2. Die gutmütige und etwas blauäugige Haltung des Autors geht einigen Problemen nicht auf den Grund. Hier nur drei von vielen Beispielen:

- Die Kasseler Vorgänge im Jahr 1907 als "Arbeitsunfall" (Seite 88) zu bezeichnen ist nicht angemessen.

- Die Behauptung "Es gibt keine bibelkritischen Evangelikalen" und "wenn Charismatiker und Evangelikale sich irgendwo einig sind, dann in ihrer positiven Stellung zur Heiligen Schrift", entspricht leider nicht den Tatsachen. In beiden Lagern gibt es prominente Persönlichkeiten, die nicht von der Irrtumslosigkeit der Bibel überzeugt, sondern Befürworter der historisch-kritischen Exegese sind.

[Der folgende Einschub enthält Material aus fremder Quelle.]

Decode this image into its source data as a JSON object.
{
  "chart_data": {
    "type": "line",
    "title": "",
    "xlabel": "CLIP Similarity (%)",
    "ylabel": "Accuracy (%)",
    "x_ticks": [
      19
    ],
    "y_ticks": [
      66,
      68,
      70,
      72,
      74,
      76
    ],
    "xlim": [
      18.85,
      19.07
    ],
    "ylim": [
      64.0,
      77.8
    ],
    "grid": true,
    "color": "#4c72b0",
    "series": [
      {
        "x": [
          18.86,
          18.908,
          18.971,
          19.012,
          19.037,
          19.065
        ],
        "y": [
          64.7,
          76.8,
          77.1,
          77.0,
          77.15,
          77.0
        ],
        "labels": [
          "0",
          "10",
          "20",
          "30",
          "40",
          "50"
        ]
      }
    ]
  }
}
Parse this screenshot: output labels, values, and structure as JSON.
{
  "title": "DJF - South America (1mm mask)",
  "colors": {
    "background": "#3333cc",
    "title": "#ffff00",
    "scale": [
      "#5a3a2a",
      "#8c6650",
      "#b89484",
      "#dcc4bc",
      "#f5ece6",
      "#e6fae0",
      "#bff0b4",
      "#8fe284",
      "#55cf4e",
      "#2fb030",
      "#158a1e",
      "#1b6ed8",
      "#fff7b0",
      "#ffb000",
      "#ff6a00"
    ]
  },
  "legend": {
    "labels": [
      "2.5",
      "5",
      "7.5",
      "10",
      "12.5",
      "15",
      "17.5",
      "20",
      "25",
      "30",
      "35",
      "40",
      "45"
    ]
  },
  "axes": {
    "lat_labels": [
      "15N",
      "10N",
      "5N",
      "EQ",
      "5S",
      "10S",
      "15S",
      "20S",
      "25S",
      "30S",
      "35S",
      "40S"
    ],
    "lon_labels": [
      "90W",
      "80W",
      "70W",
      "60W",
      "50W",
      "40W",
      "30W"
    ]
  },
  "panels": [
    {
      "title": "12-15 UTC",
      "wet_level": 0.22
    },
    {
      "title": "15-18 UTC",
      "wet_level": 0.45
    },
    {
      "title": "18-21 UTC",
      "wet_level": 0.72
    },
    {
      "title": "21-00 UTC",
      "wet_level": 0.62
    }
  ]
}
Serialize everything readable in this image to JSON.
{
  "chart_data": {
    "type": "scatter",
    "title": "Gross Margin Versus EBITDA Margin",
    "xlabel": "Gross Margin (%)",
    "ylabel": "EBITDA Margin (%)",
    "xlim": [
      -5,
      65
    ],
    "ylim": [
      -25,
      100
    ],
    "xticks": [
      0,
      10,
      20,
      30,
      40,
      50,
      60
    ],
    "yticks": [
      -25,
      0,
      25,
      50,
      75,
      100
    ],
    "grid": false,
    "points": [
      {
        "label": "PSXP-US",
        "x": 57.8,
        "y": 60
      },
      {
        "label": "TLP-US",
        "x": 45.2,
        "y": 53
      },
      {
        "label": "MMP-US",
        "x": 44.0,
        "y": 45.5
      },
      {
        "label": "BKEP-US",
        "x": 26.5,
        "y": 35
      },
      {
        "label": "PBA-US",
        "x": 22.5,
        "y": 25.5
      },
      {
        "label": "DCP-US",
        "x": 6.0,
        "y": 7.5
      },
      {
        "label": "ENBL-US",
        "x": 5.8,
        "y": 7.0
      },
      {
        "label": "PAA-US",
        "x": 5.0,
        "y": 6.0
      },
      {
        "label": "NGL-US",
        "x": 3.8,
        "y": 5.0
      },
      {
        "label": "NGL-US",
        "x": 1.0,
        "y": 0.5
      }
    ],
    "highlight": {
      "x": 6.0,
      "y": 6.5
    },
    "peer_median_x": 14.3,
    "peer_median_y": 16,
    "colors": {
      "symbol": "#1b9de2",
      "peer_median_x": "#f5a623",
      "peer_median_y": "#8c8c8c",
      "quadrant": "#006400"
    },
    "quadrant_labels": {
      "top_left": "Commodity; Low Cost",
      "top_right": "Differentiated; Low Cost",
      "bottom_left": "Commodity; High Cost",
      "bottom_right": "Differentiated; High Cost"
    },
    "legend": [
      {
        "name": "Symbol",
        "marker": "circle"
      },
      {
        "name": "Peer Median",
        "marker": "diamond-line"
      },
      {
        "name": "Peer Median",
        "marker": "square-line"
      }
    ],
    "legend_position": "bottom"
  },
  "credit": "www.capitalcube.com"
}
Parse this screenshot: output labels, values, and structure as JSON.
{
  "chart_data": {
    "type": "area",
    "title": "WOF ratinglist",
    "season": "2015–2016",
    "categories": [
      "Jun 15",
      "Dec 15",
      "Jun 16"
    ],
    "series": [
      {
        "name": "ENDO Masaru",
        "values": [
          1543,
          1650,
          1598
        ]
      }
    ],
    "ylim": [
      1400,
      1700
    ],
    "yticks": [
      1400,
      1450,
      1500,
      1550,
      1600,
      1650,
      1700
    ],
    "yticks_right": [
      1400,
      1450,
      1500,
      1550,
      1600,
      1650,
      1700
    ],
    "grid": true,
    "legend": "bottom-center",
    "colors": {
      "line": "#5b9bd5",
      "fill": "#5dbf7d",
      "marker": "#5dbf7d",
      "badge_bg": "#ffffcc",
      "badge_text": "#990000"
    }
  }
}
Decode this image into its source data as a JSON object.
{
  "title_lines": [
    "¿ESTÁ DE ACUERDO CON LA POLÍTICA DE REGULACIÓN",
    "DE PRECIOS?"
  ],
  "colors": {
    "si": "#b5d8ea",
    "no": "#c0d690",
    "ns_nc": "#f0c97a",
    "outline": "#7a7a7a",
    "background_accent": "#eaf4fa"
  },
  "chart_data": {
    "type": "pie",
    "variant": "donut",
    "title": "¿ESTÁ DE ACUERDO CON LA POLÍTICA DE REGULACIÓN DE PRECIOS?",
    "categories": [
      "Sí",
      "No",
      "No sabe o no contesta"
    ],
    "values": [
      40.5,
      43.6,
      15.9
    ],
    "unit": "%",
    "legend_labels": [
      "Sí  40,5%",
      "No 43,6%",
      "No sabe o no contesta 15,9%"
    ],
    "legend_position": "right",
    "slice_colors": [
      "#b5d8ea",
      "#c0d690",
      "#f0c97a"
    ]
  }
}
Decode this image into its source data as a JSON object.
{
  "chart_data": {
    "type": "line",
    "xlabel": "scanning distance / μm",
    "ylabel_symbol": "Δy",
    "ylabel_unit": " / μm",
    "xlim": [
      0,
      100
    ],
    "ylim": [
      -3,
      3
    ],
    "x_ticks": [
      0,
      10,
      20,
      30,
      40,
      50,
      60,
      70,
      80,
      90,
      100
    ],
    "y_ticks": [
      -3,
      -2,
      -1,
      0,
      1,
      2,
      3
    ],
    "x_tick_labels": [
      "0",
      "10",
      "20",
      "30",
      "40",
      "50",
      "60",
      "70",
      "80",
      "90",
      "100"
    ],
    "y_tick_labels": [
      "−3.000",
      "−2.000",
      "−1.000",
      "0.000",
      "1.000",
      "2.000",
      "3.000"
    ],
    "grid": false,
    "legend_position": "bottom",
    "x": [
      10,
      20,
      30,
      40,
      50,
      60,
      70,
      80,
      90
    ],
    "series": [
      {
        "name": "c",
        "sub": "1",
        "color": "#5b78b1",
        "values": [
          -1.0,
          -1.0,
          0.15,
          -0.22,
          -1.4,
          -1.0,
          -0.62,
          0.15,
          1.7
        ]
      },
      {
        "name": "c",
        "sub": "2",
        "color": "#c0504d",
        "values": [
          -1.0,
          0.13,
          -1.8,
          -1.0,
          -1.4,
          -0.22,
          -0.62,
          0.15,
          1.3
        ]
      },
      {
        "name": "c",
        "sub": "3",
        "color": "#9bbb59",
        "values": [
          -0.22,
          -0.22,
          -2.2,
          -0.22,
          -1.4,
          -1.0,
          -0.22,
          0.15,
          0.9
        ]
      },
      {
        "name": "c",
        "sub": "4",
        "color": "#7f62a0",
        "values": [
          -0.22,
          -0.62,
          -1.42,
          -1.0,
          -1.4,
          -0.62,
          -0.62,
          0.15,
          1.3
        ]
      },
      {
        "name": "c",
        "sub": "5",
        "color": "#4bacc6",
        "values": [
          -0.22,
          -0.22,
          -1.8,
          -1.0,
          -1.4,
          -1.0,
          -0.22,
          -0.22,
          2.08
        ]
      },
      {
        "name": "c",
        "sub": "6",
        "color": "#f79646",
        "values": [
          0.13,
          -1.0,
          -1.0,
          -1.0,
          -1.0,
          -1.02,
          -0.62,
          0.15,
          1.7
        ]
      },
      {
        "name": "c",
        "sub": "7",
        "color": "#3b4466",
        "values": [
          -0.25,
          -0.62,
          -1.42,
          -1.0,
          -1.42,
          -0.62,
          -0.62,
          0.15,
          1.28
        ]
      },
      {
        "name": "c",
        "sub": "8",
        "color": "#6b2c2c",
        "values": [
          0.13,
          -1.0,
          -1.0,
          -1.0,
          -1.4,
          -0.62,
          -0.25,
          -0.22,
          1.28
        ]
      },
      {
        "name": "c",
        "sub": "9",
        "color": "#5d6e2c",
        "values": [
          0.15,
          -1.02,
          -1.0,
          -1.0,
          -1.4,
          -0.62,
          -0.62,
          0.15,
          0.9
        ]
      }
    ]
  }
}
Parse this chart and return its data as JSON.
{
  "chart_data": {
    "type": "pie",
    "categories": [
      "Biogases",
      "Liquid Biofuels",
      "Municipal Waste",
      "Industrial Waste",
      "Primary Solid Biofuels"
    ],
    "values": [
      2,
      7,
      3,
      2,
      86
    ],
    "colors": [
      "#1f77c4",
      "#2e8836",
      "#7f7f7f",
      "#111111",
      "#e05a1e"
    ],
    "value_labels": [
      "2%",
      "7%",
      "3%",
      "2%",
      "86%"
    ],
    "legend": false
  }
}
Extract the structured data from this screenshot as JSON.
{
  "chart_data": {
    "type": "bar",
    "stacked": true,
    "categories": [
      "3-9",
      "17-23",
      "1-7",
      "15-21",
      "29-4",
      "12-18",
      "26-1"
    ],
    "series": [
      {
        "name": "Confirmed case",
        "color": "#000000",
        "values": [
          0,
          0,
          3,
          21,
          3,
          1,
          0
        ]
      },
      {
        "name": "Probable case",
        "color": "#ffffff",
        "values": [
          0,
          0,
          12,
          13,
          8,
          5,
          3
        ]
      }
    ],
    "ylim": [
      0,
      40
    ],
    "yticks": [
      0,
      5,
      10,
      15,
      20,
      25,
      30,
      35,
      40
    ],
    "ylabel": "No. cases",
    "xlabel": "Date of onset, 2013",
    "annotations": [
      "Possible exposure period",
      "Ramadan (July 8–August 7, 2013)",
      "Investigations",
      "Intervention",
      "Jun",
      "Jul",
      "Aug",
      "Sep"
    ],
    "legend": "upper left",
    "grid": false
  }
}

- Daß der eigentliche "allergische Punkt" in der Kontroverse um die "Vollkommenheitslehre" liegen soll (S. 93), stimmt einfach nicht. Das mag 1909 der Fall gewesen sein, aber inzwischen haben derart viele weitere Sonderlehren und esoterische sowie schamanische Praktiken Eingang in die Charismatische Bewegung gefunden, daß heute die Berliner Erklärung nicht ausreichen würde, um die vielen Irrtümer und Irrlehren zu beurteilen.

Die Tatsache, daß der Autor einen "Propheten" wie Rick Joyner positiv erwähnt ("In Deutschland wird eine neue Reformation entstehen...Es wird all jenen Orten, denen es früher Zerstörung brachte, Heilung, Genesung und Heil bringen", S. 147), spricht für sich selbst.

Natürlich macht H. Masuch auch treffende und beherzigenswerte Aussagen. Das ändert aber nichts an meinem Eindruck, daß dieses Buch zwar eine gute Absicht hat, aber die wirklichen Probleme nicht aufdeckt und anpackt.